Republicans have been asking for the retirement of a Federal regulation that prohibits health insurers from competing across State lines. The President says this is already in the Senate bill; but is it? What the Republicans are talking about is an actual free market reform where the insurance companies themselves would advertise their product and compete with each other. What the President is talking about is the exchange. The exchange would feature plans from a whole host of providers that meet the government seal of approval. These plans would be available only through the exchange so there would be no competition between plans across State lines unless the Federal government has its fingers in the middle of it. What is the difference? Free competition across State lines doesn’t cost the American taxpayer anything. The exchange is a part of this multi-trillion dollar healthcare bill.

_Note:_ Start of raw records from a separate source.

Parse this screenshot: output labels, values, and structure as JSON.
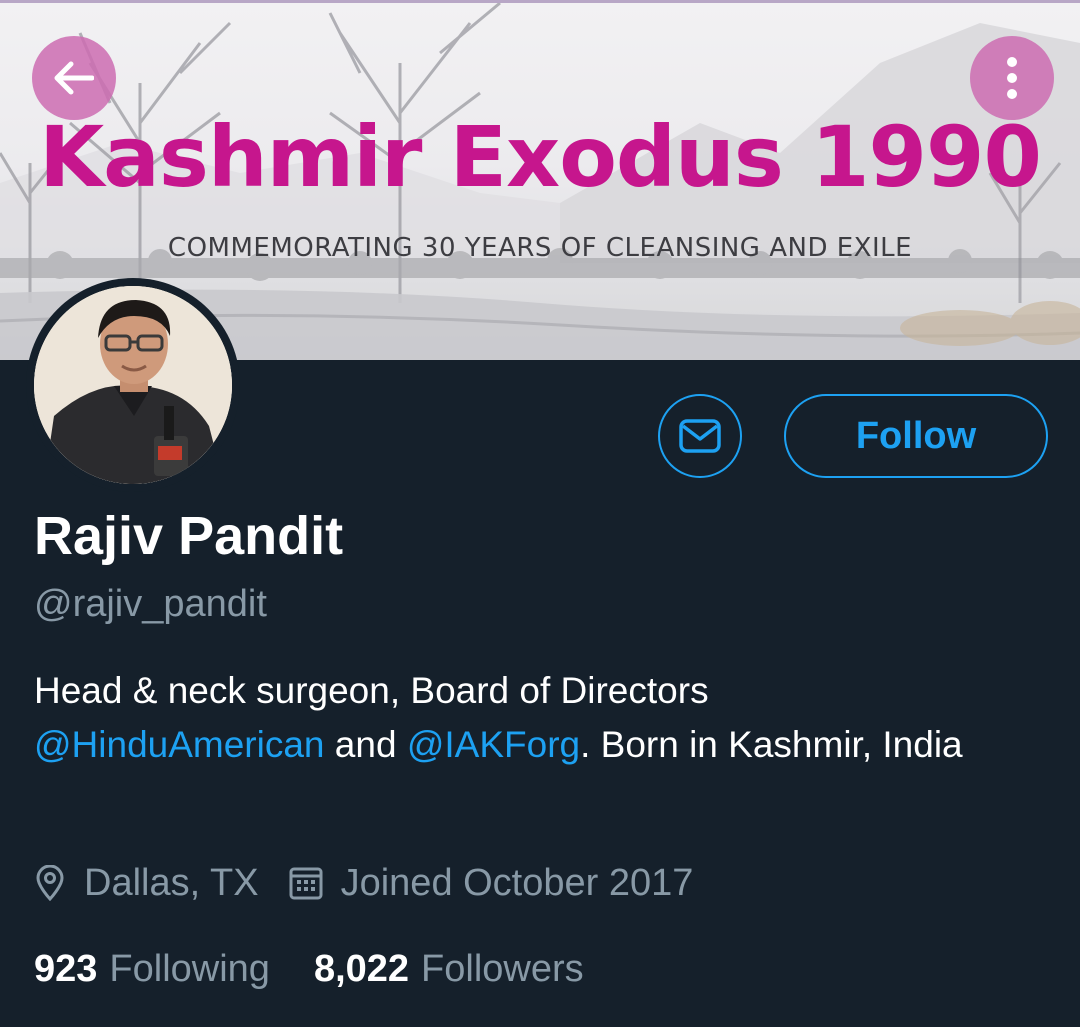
{
  "banner": {
    "title": "Kashmir Exodus 1990",
    "subtitle": "COMMEMORATING 30 YEARS OF CLEANSING AND EXILE",
    "title_color": "#c6168d",
    "button_color": "#cc6cb2"
  },
  "nav": {
    "back_icon": "arrow-left-icon",
    "more_icon": "more-vertical-icon"
  },
  "actions": {
    "message_icon": "envelope-icon",
    "follow_label": "Follow"
  },
  "profile": {
    "name": "Rajiv Pandit",
    "handle": "@rajiv_pandit",
    "bio_prefix": "Head & neck surgeon, Board of Directors",
    "bio_mention_1": "@HinduAmerican",
    "bio_and": " and ",
    "bio_mention_2": "@IAKForg",
    "bio_suffix": ". Born in Kashmir, India",
    "location": "Dallas, TX",
    "location_icon": "location-pin-icon",
    "joined": "Joined October 2017",
    "joined_icon": "calendar-icon",
    "following_count": "923",
    "following_label": "Following",
    "followers_count": "8,022",
    "followers_label": "Followers"
  },
  "colors": {
    "background": "#15202b",
    "accent": "#1da1f2",
    "secondary_text": "#8899a6",
    "primary_text": "#ffffff"
  }
}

If you have a plan that you like you can keep it also seems to have been subtly changed. If you’ve noticed, they haven’t really been saying that lately and have changed it by saying instead “you can keep your doctor”. Ok, you can keep your doctor as opposed to what? Seeing a plumber or a used car salesman for medical care? They gave up on saying that you can keep a health insurance plan you like because that is simply not true with this legislation. Certain plans that meet government approval will be “grandfathered” in, only to be phased out at a later date. Of course the grandfathering will depend on whether or not those plans will even exist once the mandates for expanded care and pre-existing conditions have been imposed. Those that already meet government approval are the higher priced “Cadillac” plans that will have an additional tax placed on them. When that tax will be imposed depends largely on which plan makes it through the reconciliation process. The President’s alternative delays that tax until 2018 while the Senate bill imposes the tax immediately.

This is just the tip of the iceberg with other, more nefarious, details carefully hidden from view until the controlling board is formed and the mandates start flowing from that body of twenty-six Presidential appointees, shaping the care you will receive. When the President says there are no death panels or rationing in this bill, he is right; to a point. The reason that the opposition cannot find them and the President can stand firm on his claims that they don’t exist is that the bulk of what this “reform” legislation is capable of doing is entirely in the hands of the new bureaucracy it will create. The health benefits board will determine what benefits will be covered and who will receive them. We saw a preview of that when the government panel that advises the nation on healthcare issues released a document downgrading the importance of breast cancer screenings; raising the age when first screenings should take place and limiting them to once every two years instead of the currently recommended annual examination.

Of course, doctors and women’s rights advocates across the county shouted out against this and the government dismissed the outcry, saying it was merely a suggestion but what happens when the government controlled health benefits board begin to make policy that affects medical insurance coverage based on those recommendations? We already have a fiscal crisis looming that will affect every man, woman and child in America as our deficit and debt spiral out of control. If I am right in my assessment and all we will have after ten years of government control of health insurance is government health insurance or “Universal” care, will that care be rationed because of the financial crisis? Of course it will. All you need to do is look at the nations that have already adopted a single payer healthcare system and every one of them has rationed care, waiting lists or both.